İstanbul Sözleşmesi gündemdeydi
Geçtiğimiz aylarda Ankara Barosu ile Diyanet İşleri Başkanlığı arasındaki “eşcinsellik” polemiğinin gölgesinde konuşularak yeniden gündeme gelen “İstanbul Sözleşmesi”, ayın en çok konuşulan toplumsal başlıklarından biri oldu. 2011 yılında imzaya açılan ve Türkiye’nin ilk imzacısı olduğu İstanbul Sözleşmesi ya da tam adı ile Kadınlara Yönelik Şiddet ve Ev İçi Şiddetin Önlenmesi ve Bunlarla Mücadele Hakkındaki Avrupa Konseyi Sözleşmesi’nin feshedilmesi talebi, siyaset gündeminde bomba etkisi yarattı.
Son dönemlerde bazı muhafazakâr yayın organlarında “Türk aile yapısını bozduğu” ve “eşcinselliğe yasal zemin hazırladığı” gerekçesiyle sözleşme eleştirilirken, ayrıca 6284 Sayılı Ailenin Korunması ve Kadına Karşı Şiddetin Önlenmesine Dair Yasa’nın bazı hükümleri ile kadınlara getirilen korumaya ilişkin hükümlerin uygulamada kötüye kullanıldığı da savunuldu.
Diğer bir kesim ise İstanbul Sözleşmesi’nin kadına yönelik her türlü şiddetle mücadele için olduğunu ve kim olursa olsun şiddet mağdurunu korumak için var olduğunu savundu.

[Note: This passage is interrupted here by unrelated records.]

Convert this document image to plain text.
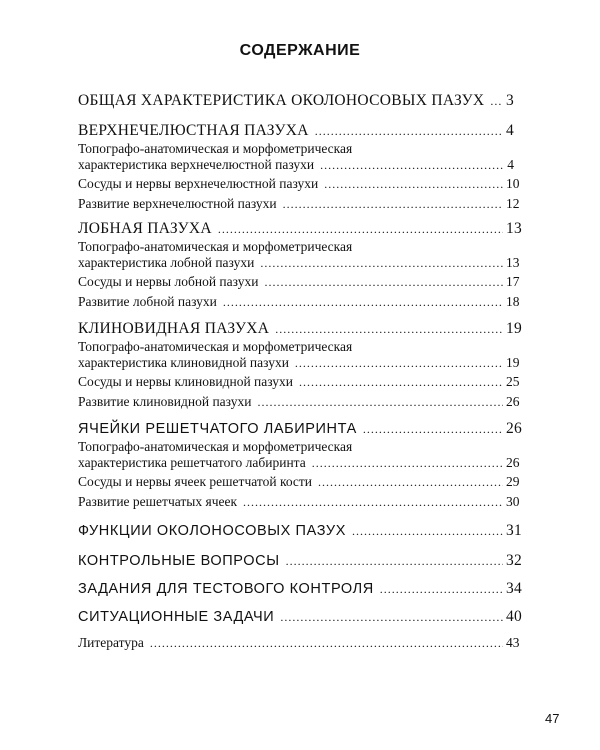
СОДЕРЖАНИЕ
ОБЩАЯ ХАРАКТЕРИСТИКА ОКОЛОНОСОВЫХ ПАЗУХ ..... 3
ВЕРХНЕЧЕЛЮСТНАЯ ПАЗУХА .....	4
Топографо-анатомическая и морфометрическая
характеристика верхнечелюстной пазухи .....	4
Сосуды и нервы верхнечелюстной пазухи .....	10
Развитие верхнечелюстной пазухи .....	12
ЛОБНАЯ ПАЗУХА .....	13
Топографо-анатомическая и морфометрическая
характеристика лобной пазухи .....	13
Сосуды и нервы лобной пазухи .....	17
Развитие лобной пазухи .....	18
КЛИНОВИДНАЯ ПАЗУХА .....	19
Топографо-анатомическая и морфометрическая
характеристика клиновидной пазухи .....	19
Сосуды и нервы клиновидной пазухи .....	25
Развитие клиновидной пазухи .....	26
ЯЧЕЙКИ РЕШЕТЧАТОГО ЛАБИРИНТА .....	26
Топографо-анатомическая и морфометрическая
характеристика решетчатого лабиринта .....	26
Сосуды и нервы ячеек решетчатой кости .....	29
Развитие решетчатых ячеек .....	30
ФУНКЦИИ ОКОЛОНОСОВЫХ ПАЗУХ .....	31
КОНТРОЛЬНЫЕ ВОПРОСЫ .....	32
ЗАДАНИЯ ДЛЯ ТЕСТОВОГО КОНТРОЛЯ .....	34
СИТУАЦИОННЫЕ ЗАДАЧИ .....	40
Литература .....	43
47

Ayrıca hangi görüşe bağlı olursa olsun, tüm siyasi partilerin ve toplum kesimlerinin şiddete karşı birleşmesinin insani bir sorumluluk olduğuna da değinildi. Ay boyunca tartışmalara ve fikir ayrılıklarına neden olan İstanbul Sözleşmesi, medyada 16 bin 745 haberde yer alarak en çok gündemde yer alan konulardan oldu.
Sosyal medya yasası yürürlüğe girdi
TBMM Genel Kurulu’nda görüşülen sosyal medyaya ilişkin düzenlemeleri içeren kanun teklifi kabul edildi. AKP ve MHP oylarıyla TBMM Genel Kurulu’nda kabul edilen 9 maddelik sosyal medya düzenlemesi, Resmi Gazete’de yayımlanarak yürürlüğe girdi.
Tartışmalara ve tepkilere de neden olan ancak kabul edilen sosyal medya düzenlemesine göre; Türkiye’den günlük erişimi 1 milyondan fazla olan yurt dışı kaynaklı sosyal ağ sağlayıcıları (Twitter, Facebook, Instagram, WhatsApp), en az 1 kişiyi Türkiye’de temsilci olarak belirleyecek. Yürürlüğe giren kanunla birlikte, internet kullanıcılarının kişisel başvurularında veya kamu kurumlarının bildirimlerinde yaşanan zorlukların aşılması için sosyal ağ sağlayıcılarla muhataplık ilişkisi kurulması amaçlandı. Muhalefetin sansür getireceğini dile getirdiği sosyal medya yasası, MTM’nin aynı raporuna göre ay boyunca toplam 10 bin 211 habere yansıdı.